Diriwayatkan dari Abu Dzar Radhiyallahu 'Anhu ia berkata, Nabi Shallallahu 'Alaihi Wasallam bersabda kepadaku:
لَا تَحْقِرَنَّ مِنْ الْمَعْرُوفِ شَيْئًا وَلَوْ أَنْ تَلْقَى أَخَاكَ بِوَجْهٍ طَلْقٍ
Dalam hadits lain:
تَبَسُّمُكَ فِي وَجْهِ أَخِيكَ لَكَ صَدَقَةٌ
Sedekah bisa didapat dengan menahan tangan dan lisan dari menyakiti orang lain. Ini sesuai sabda Nabi Shallallahu 'Alaihi Wasallam kepada Abu Dzar:
تَكُفُّ شَرَّكَ عَنِ النّاسِ صَدَقَةٌ مِنْكَ عَلَى نَفْسِكَ
Secara umum, Allah Subhanahu Wa Ta'ala sendiri telah memerintahkan hamba-hamba-Nya untuk senantiasa berbuat baik; menjadikannya sebagai karakter dan kebiasaan.Allah Subhanahu Wa Ta'ala berfirman:
خُذِ الْعَفْوَ وَأْمُرْ بِالْعُرْفِ وَأَعْرِضْ عَنِ الْجَاهِلِينَ
Syaikh Sa’di berkata tentang “dan suruhlah orang mengerjakan yang makruf” adalah perkataan baik, perbuatan baik, dan akhlak sempurna kepada kerabat dekat dan jauh. Jadikan setiap yang engkau berikan kepada manusia berupa mengajarkan ilmu, menyuruh berbuat baik seperti silaturahim, birrul walidain (bakti ke orang tua), memperbaiki hubungan sesame manusia, nasihat bermanfaat, ide cerdas, bantuan berbuat kebajikan dan takwa, mencegah dari keburukan, mendorong orang memperoleh maslahat agama dan dunia.” (Taisir al-Karimir Rahmadn: 303)
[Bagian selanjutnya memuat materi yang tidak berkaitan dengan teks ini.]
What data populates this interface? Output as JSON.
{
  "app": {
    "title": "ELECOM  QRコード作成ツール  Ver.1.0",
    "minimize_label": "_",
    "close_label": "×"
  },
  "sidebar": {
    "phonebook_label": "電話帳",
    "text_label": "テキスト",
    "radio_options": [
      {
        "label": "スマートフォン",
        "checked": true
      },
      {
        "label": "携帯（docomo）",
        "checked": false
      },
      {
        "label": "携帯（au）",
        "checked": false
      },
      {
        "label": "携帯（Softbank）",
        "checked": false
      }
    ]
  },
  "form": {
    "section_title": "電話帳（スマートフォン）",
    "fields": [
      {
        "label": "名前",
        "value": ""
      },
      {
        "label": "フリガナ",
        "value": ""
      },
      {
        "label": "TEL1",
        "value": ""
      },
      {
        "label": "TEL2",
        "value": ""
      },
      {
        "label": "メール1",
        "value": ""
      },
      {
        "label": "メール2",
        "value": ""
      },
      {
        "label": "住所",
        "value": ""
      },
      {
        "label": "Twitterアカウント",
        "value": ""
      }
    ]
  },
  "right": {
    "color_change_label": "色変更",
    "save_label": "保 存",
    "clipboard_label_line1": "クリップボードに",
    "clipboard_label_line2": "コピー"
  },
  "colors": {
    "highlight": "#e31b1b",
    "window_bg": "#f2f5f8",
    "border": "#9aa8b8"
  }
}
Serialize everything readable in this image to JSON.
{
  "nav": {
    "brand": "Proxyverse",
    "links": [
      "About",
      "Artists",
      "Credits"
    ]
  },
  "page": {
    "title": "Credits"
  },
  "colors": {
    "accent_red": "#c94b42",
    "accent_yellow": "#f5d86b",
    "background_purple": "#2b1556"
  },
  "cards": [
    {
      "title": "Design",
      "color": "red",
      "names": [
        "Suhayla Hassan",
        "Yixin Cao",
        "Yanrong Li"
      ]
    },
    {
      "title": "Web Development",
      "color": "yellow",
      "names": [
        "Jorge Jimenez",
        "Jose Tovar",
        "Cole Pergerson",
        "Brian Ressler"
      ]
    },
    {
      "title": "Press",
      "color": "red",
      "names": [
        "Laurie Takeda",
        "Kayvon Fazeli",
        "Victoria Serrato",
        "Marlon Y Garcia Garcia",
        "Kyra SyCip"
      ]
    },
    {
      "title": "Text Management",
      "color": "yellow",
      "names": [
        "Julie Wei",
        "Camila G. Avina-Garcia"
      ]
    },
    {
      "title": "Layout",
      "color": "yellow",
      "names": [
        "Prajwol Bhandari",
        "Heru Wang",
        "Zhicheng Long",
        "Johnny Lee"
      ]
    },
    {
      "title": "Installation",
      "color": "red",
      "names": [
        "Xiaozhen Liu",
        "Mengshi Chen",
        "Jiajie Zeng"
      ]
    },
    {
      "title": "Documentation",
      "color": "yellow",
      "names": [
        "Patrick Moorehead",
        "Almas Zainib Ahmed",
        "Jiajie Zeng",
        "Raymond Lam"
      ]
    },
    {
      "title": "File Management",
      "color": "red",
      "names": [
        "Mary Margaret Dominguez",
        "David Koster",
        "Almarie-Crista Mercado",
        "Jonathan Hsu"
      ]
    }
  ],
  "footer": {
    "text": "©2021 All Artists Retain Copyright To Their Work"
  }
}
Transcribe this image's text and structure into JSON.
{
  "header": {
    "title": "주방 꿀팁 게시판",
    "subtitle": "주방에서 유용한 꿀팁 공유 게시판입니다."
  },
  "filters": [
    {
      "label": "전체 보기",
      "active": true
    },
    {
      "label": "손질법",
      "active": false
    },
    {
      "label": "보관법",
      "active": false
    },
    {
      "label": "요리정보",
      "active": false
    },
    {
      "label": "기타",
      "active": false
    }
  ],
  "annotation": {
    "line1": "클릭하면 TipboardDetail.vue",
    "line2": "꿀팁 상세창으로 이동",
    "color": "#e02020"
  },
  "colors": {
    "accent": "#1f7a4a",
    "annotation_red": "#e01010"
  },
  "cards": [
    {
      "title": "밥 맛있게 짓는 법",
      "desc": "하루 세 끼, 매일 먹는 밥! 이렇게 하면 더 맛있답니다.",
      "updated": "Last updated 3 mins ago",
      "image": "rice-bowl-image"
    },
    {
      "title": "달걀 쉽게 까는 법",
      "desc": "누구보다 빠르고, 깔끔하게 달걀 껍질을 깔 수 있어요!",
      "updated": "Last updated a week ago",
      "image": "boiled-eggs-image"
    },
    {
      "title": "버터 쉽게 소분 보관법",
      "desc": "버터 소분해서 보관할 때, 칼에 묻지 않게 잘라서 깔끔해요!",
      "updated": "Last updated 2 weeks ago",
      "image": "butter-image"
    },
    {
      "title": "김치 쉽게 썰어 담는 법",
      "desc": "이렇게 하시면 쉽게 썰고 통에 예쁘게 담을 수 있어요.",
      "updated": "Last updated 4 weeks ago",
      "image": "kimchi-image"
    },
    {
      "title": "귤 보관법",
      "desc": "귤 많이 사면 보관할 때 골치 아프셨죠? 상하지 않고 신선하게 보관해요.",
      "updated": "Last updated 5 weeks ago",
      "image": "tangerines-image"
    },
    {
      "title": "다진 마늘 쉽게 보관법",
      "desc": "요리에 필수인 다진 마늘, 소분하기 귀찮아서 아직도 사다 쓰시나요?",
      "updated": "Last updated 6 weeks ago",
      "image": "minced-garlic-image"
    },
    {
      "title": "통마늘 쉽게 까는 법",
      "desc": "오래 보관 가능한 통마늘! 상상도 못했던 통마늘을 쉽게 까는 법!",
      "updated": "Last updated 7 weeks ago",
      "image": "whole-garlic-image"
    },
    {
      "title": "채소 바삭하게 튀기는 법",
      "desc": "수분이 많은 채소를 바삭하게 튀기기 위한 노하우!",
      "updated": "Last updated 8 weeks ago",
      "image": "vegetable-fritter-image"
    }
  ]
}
Karenanya, jangan berkecil hati dan rendah diri saat tidak memiliki harta melimpah untuk mendapatkan pahala sedekah. Ada alternatif lain yang lebih ringan dan didapatkan di setiap tempat, yaitu berbuat baik kepada orang dan menahan diri dari menyakitinya. Semoga Allah jadikan kita sebagai orang-orang yang kaya di sisi-Nya karena telah menginvestasikan pahala senilai sedekah yang besar. Wallahu A’lam.